Soybean agglutinins (SBA) also known as soy bean lectins (SBL) are lectins found in soybeans. It is a family of similar legume lectins. As a lectin, it is an antinutrient that chelates minerals. In human foodstuffs, less than half of this lectin is deactivated even with extensive cooking (boiling for 20 minutes).

==Characteristics==
SBAs have a molecular weight of 120 kDa and an isoelectric point near pH 6.0 SBA preferentially binds to oligosaccharide structures with terminal α-helix or β-sheet linked N-acetylgalactosamine, and to a lesser extent, galactose residues.
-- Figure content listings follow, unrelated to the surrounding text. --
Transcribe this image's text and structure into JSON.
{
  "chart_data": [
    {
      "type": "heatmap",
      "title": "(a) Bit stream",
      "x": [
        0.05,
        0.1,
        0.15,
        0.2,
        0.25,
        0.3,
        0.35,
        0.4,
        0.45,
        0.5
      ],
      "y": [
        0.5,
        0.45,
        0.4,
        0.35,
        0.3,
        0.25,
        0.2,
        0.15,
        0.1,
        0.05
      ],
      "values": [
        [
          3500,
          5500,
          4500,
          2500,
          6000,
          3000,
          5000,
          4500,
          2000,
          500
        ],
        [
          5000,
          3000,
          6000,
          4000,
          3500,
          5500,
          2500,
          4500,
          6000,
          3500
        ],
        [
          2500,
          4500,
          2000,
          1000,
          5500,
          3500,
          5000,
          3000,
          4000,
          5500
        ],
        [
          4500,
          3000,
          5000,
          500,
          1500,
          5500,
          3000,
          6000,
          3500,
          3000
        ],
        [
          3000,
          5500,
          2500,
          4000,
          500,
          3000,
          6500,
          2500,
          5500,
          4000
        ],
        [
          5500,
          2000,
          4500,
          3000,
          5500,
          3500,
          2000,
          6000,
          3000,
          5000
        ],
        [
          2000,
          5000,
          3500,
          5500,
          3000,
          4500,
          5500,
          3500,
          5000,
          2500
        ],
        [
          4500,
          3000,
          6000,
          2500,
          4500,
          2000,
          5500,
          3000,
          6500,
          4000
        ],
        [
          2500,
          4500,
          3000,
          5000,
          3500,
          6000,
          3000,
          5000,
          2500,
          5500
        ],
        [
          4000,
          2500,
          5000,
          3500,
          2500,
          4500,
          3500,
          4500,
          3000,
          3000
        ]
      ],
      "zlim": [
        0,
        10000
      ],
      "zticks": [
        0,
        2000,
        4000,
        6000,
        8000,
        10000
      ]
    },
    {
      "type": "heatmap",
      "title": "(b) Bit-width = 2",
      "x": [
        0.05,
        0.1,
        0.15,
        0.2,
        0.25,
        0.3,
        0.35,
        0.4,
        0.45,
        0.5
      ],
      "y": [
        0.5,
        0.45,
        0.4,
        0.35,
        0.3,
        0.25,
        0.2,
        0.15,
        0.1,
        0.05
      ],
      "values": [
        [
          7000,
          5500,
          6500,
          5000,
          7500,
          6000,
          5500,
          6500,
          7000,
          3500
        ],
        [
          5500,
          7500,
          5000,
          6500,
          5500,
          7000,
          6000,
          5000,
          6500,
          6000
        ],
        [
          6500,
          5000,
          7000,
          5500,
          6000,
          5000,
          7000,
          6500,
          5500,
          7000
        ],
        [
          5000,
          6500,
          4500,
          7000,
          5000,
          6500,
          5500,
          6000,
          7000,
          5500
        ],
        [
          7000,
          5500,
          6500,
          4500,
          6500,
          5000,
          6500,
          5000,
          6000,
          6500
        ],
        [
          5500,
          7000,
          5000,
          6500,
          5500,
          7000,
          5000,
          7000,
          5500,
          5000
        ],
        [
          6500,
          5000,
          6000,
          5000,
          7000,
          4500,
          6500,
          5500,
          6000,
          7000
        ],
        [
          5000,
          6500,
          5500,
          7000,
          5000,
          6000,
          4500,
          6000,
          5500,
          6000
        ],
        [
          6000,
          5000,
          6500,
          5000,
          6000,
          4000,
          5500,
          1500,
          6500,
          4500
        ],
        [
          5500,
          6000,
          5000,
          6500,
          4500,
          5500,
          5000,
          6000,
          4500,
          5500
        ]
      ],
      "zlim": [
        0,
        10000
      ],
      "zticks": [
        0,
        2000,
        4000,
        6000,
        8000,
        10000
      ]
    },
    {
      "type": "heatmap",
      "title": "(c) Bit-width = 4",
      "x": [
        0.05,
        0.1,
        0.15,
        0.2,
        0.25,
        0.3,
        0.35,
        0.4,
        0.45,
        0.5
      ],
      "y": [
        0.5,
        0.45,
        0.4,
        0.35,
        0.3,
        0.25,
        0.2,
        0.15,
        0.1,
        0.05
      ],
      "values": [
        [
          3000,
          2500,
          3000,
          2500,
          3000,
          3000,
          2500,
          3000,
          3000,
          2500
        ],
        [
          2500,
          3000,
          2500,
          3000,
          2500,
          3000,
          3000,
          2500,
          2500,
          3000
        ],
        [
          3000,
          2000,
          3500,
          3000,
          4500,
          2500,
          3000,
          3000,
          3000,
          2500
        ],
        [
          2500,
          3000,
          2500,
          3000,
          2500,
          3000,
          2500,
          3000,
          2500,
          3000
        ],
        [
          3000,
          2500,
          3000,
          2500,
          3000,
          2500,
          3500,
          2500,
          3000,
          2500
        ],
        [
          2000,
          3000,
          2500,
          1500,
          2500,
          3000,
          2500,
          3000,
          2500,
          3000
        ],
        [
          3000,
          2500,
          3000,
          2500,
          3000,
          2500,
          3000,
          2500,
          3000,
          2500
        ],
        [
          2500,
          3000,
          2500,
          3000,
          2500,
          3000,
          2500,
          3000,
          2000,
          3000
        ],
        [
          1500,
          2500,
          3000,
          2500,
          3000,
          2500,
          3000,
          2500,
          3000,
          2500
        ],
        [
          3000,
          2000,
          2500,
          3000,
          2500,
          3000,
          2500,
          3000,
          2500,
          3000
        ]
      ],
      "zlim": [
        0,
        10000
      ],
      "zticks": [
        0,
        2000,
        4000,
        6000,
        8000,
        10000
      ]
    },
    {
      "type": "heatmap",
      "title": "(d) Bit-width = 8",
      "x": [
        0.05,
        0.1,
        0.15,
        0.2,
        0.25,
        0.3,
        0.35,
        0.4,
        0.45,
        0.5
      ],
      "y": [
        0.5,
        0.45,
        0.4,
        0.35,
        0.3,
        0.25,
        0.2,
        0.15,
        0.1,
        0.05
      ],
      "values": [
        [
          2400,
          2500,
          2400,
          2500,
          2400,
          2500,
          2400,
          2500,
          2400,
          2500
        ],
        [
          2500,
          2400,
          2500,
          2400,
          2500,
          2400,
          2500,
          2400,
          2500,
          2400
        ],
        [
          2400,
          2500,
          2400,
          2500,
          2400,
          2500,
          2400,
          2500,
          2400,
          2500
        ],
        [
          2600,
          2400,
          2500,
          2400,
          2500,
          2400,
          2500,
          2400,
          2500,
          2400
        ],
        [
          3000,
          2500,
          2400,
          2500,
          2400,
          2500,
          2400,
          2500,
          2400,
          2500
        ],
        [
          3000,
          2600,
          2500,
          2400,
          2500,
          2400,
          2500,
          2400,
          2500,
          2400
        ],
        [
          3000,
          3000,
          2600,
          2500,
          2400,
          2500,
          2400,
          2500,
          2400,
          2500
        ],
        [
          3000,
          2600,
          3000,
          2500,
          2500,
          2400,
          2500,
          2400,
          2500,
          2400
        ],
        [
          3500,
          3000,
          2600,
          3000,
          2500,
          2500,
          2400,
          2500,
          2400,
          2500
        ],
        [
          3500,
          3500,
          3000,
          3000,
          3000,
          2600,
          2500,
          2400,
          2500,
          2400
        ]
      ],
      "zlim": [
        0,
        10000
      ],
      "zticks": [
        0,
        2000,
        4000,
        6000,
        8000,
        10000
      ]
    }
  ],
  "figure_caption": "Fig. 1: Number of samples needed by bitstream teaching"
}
Binding can be blocked by substitutions on penultimate sugars, such as fucose attached to the penultimate galactose in blood group B. Soybean lectin has a metal binding site, which is conserved among beans.

SBA binds to intestinal epithelial cells, causing inflammation and intestinal permeability, and is a major factor in acute inflammation from raw soybean meal fed to animals however the same study concludes "The data indicate that soybean lectin is able to induce a
local inflammatory reaction but has an anti-inflammatory effect when
present in circulating blood".

Studies on rats fed SBA had complex changes: With increasing doses of soybean agglutinin, the activities of aspartate aminotransferase linearly increased in plasma and decreased plasma insulin content without decrease in blood glucose levels. Consumption of soybean agglutinin resulted in a depletion of lipid and an overgrowth of small intestine and pancreas in rats. Meanwhile, poor growth of spleen and kidneys and pancreatic hypertrophy was observed in the soybean agglutinin-fed rats.

==Applications==
An important application for SBA is the separation of pluripotent stem cells from human bone marrow. Cells fractionated by SBA do not produce graft vs host disease and can be used in bone marrow transplantation across histocompatibility barriers.

SBA binding has been investigated as a useful tool for detection of stomach cancer.